Posted by: ali | 02/11/2005 at 12:15
Another point about loose nukes: why not nuke the US in such a way as to lay the blame on someone else? There would be no point in using such a strategy against most of the EU, but the US might be expected to give an extreme reaction. (Recall our treatment of Germany and Japan during the air war phase of WW2.)
So while Jihadis MIGHT NOT want to use them on us directly, they might have good reason to do so INdirectly. After all, the time-warn theory behind much of terrorist activity is to create an over-reaction that increases the number of people who agree with the terrorists.
Posted by: Oscar | 02/11/2005 at 17:23
Can you answer a few questions for me? It is for a project that is due by the end of my school year.
Who are the terrorists?
What have they done since WWII?
Where are they strongest?
What do they want?
Should we give it to them? (should america give it to them)
I really need this information. I have been searching the entire web for these answers and haven't really found was I was searching for.
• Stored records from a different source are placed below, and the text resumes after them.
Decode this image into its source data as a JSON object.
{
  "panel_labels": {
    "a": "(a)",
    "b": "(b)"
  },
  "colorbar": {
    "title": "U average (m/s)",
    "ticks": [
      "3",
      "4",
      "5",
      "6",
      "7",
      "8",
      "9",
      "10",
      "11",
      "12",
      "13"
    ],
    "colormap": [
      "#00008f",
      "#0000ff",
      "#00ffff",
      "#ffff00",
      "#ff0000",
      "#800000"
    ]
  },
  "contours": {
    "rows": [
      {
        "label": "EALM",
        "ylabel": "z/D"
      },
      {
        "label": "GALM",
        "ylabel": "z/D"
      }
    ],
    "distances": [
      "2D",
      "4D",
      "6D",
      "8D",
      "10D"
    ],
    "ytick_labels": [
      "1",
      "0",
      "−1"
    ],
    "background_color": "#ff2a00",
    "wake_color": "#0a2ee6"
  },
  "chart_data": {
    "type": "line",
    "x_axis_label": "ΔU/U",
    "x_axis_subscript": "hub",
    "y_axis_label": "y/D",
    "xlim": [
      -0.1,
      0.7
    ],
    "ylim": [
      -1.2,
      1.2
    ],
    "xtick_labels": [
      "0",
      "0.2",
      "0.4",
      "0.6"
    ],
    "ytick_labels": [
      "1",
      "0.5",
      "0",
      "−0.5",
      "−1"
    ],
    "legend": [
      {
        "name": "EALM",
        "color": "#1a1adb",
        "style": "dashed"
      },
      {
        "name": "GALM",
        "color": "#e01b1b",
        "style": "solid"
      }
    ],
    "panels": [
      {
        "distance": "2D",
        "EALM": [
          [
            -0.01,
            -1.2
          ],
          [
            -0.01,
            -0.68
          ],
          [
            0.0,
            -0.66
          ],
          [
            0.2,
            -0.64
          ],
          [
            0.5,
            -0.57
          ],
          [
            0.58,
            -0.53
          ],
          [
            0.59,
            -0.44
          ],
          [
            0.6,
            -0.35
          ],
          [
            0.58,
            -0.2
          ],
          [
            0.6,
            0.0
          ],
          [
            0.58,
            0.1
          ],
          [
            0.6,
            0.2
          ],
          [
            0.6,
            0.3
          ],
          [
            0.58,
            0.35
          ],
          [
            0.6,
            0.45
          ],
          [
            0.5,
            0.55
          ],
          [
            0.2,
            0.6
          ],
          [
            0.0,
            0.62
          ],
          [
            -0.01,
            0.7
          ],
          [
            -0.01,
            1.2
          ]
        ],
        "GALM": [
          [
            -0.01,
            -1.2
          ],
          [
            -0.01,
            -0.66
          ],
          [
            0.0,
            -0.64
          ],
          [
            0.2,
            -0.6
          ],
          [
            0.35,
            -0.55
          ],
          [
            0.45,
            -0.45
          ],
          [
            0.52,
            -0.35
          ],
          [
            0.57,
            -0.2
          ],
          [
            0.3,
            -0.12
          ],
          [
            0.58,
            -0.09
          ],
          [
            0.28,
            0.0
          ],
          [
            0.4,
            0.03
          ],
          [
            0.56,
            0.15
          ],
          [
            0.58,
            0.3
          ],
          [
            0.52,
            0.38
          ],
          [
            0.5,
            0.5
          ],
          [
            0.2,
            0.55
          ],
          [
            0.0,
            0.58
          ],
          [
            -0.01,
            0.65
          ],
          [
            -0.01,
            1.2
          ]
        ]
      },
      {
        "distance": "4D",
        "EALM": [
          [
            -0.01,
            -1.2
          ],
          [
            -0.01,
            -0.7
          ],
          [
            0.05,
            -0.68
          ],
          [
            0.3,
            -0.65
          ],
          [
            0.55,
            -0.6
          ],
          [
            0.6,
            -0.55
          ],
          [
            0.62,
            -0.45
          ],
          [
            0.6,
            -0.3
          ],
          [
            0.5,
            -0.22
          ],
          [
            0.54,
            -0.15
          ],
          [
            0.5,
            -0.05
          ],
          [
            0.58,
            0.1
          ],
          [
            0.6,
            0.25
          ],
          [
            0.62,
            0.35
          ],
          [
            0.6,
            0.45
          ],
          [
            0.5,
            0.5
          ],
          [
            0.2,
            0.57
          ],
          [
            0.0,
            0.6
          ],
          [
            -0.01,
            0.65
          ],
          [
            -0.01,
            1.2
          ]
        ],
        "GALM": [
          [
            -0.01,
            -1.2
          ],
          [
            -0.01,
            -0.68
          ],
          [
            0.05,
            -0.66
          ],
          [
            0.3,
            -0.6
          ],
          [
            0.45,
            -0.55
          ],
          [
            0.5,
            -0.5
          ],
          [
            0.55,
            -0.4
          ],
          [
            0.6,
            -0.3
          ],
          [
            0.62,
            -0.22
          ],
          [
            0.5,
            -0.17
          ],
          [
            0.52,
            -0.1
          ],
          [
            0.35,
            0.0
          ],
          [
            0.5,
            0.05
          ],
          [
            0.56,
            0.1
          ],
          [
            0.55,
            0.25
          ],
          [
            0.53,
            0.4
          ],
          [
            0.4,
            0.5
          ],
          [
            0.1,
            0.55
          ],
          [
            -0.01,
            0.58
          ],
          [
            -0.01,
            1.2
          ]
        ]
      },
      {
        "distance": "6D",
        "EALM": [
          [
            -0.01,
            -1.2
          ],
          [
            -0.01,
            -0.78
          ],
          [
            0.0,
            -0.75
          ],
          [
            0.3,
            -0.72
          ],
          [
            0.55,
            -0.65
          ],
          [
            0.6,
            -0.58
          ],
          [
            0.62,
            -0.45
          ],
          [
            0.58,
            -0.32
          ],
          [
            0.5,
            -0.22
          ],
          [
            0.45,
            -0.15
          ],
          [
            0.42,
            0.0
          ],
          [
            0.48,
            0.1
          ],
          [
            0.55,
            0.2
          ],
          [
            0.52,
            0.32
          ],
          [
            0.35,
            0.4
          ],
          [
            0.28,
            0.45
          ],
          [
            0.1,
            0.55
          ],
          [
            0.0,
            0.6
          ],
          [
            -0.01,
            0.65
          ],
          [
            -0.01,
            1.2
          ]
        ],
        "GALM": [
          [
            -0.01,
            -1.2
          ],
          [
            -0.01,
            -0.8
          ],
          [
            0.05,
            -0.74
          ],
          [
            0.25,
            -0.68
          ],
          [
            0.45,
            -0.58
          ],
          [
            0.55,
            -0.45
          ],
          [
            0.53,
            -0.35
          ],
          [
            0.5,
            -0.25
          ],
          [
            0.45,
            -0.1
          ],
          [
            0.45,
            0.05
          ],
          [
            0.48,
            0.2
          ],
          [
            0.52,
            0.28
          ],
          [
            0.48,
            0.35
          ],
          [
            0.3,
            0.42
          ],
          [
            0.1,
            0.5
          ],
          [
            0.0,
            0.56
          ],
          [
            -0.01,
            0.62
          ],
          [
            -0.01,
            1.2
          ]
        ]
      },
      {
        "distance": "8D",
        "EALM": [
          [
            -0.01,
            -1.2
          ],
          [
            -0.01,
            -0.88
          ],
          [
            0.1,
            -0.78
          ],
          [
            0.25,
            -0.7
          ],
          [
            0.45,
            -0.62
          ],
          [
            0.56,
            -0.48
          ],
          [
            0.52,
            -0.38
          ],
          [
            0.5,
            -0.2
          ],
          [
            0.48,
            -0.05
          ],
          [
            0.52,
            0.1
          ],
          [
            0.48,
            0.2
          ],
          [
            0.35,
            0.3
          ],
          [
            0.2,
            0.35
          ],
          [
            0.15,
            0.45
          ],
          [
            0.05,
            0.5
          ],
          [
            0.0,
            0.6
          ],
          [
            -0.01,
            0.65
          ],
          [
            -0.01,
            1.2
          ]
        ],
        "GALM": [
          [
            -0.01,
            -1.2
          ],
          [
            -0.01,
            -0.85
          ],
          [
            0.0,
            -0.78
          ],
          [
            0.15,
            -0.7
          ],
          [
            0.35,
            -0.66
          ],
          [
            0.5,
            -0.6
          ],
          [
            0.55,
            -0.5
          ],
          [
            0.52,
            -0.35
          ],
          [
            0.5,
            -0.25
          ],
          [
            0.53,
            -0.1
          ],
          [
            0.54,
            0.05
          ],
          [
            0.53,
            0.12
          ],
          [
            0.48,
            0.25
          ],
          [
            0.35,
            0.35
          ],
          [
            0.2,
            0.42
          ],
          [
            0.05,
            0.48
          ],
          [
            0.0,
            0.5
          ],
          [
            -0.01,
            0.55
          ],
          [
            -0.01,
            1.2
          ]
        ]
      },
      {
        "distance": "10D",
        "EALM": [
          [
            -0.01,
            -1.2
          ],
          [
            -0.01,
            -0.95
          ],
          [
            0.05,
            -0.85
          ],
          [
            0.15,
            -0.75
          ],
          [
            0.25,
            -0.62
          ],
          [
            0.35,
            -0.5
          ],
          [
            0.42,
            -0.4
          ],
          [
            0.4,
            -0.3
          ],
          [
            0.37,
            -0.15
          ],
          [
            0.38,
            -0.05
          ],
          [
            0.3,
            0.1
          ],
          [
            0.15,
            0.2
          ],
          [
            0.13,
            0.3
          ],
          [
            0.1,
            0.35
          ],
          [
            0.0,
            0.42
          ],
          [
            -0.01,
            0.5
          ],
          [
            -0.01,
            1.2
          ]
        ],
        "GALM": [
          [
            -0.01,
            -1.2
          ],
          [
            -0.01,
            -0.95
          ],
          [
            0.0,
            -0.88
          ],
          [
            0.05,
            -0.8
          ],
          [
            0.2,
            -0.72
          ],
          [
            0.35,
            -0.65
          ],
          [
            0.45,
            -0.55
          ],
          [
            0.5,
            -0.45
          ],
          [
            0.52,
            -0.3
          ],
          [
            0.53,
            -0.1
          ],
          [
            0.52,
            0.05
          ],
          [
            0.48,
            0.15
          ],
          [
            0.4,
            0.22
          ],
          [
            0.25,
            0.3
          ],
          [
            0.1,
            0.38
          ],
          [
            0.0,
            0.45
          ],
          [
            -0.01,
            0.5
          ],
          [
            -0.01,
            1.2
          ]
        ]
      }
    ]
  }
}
If you can help me, please email me at [email protected]
Posted by: Megan | 03/09/2005 at 07:10
Just a thought...
But the group Aum Shinryko (or however you spell it), the group who released nerve gas into the Tokyo underground system, were rumoured to be working on nuclear weapon technology.
Seeing as how they are allegedly a doomsday group, should we be terrified? (UK)
Posted by: sideshowjim | 06/03/2005 at 15:47
i think terrists are homosexual and should all go commit.